Na Starym Rynku, w Domu Bretanii od 6 maja oglądać będziemy mogli niezwykłe prace, tworzone zbiorowym wysiłkiem, pokazujące w barwny sposób historię lokalnej francuskiej społeczności. Niektóre z nich jak „Mamm Gozh” (Babcia), zwana „bretońską Marilyn Monroe”, nawiązująca do sztandarowego dzieła Andy’ego Warhola, stały się dziełami kultowymi.
Hangar’t jest stowarzyszeniem założonym w 1992 r. w Nizon w Bretanii przez Yvesa Quentela, dziennikarza Radio France pasjonującego się sztuką. Celem Quentela było stworzenie warunków, by społeczność wiejska znalazła swój własny artystyczny środek wyrazu i miała powód, by spotykać się i robić coś wspólnie poza swoimi gospodarstwami.

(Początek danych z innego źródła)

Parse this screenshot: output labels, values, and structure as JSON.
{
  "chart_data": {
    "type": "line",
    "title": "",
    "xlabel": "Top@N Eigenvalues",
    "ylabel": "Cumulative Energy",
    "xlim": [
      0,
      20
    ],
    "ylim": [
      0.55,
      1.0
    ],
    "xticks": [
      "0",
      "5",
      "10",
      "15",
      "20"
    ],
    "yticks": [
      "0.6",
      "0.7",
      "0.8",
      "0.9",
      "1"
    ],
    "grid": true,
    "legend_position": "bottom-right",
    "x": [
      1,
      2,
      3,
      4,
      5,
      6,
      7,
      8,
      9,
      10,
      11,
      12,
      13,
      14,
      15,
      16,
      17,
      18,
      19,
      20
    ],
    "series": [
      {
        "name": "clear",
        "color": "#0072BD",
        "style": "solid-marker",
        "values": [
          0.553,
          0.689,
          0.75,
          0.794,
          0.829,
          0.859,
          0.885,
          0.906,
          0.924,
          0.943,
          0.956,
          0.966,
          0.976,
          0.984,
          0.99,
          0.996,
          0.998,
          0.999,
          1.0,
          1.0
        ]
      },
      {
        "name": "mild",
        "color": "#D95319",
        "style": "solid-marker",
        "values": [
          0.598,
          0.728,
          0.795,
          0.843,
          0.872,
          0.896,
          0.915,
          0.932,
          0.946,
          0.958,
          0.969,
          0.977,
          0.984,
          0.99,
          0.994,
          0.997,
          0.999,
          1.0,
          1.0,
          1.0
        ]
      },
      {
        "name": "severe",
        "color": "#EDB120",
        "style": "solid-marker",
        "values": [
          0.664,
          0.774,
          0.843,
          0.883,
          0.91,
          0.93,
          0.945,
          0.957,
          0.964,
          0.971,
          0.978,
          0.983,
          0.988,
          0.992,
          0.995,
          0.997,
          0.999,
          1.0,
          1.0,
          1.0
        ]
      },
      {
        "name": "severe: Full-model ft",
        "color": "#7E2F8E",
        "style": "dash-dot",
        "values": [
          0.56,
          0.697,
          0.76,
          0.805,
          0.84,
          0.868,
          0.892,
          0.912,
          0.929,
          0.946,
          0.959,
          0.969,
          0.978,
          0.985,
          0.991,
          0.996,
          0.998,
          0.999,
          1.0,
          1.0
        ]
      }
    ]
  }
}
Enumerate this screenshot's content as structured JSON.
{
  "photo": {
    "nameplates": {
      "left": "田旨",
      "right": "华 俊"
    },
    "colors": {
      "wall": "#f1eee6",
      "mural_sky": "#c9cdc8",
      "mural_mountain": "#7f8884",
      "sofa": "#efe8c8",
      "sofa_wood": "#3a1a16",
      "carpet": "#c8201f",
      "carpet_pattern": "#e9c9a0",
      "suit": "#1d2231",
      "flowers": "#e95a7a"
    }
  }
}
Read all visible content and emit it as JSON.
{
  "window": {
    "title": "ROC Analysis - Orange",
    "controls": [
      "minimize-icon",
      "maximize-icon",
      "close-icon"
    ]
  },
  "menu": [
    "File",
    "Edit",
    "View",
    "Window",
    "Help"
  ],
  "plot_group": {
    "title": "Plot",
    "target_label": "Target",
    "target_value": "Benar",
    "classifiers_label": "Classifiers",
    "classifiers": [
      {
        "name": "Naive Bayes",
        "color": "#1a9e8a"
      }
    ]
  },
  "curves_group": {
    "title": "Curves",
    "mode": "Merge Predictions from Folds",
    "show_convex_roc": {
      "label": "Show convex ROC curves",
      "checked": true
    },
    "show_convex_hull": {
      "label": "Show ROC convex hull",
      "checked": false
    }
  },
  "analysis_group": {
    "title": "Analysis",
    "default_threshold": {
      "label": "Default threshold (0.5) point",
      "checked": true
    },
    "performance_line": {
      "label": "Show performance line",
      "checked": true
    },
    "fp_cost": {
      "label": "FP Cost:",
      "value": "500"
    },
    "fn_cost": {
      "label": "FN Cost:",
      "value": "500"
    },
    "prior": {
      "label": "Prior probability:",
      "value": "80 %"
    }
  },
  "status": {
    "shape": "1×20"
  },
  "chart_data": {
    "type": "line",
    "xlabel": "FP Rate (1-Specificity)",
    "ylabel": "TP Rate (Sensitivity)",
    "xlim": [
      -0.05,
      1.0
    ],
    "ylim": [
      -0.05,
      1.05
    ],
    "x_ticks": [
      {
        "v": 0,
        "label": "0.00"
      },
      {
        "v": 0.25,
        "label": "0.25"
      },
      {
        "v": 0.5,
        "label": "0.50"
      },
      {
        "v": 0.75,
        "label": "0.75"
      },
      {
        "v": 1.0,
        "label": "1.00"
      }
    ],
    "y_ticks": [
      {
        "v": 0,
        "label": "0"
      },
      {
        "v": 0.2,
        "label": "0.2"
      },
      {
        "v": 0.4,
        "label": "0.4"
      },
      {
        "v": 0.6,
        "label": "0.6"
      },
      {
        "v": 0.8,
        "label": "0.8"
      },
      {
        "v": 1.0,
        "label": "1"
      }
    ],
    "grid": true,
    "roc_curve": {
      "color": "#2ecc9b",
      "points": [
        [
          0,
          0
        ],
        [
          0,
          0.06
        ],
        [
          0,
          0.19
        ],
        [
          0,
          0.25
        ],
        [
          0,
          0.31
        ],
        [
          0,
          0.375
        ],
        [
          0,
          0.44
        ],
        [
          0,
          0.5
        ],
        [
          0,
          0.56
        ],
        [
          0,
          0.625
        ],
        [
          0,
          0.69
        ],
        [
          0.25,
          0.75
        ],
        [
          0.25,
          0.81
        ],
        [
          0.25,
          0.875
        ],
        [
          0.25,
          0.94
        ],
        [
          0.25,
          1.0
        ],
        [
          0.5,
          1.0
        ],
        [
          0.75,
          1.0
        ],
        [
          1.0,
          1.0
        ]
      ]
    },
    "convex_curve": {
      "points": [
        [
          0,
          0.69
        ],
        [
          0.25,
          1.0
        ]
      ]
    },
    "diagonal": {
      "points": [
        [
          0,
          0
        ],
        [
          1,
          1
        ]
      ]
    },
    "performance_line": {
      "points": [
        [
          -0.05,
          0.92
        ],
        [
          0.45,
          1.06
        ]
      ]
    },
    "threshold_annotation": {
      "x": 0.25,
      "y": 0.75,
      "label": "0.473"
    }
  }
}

Wahającym się mieszkańcom Nizon powiedział krótko: Malowaliście już płoty, okna, drzwi? Kolorowaliście obrazki w szkole? Dacie radę! Ten artystyczny kolektyw działający na wsi i składający się z grupy artystów- amatorów z zawodu rolników, hodowców i właściciela baru opracował i opatentował nowatorską technikę malarską inspirowaną Pop Artem, polegającą na obróbce starych fotografii (fotografia – fotokopia – slajd – obraz) dokumentujących ludzi i zdarzenia i kolorowaniu ich.
Hangar’t wystawiał swoje prace w rodzinnej Bretanii, Francji i w Nowym Jorku.
Członkowie kolektywu obecni będą na wernisażu i opowiedzą o swoich działaniach artystycznych, których celem jest zapobieganie wykluczeniu z życia kulturalnego oraz szeroki dostęp do sztuki. Poprowadzą też w Domu Bretanii oraz w Centrum Kultury i Edukacji w Kwilczu warsztaty wprowadzające do techniki Hangar’t. Ich efektem będzie wystawa w Kwilczu, której prace inspirowane będą fotografiami dokumentującymi historię miejscowej Starej Szkoły.
Wystawa Wiejski Pop Art w Domu Bretanii będzie czynna do końca czerwca.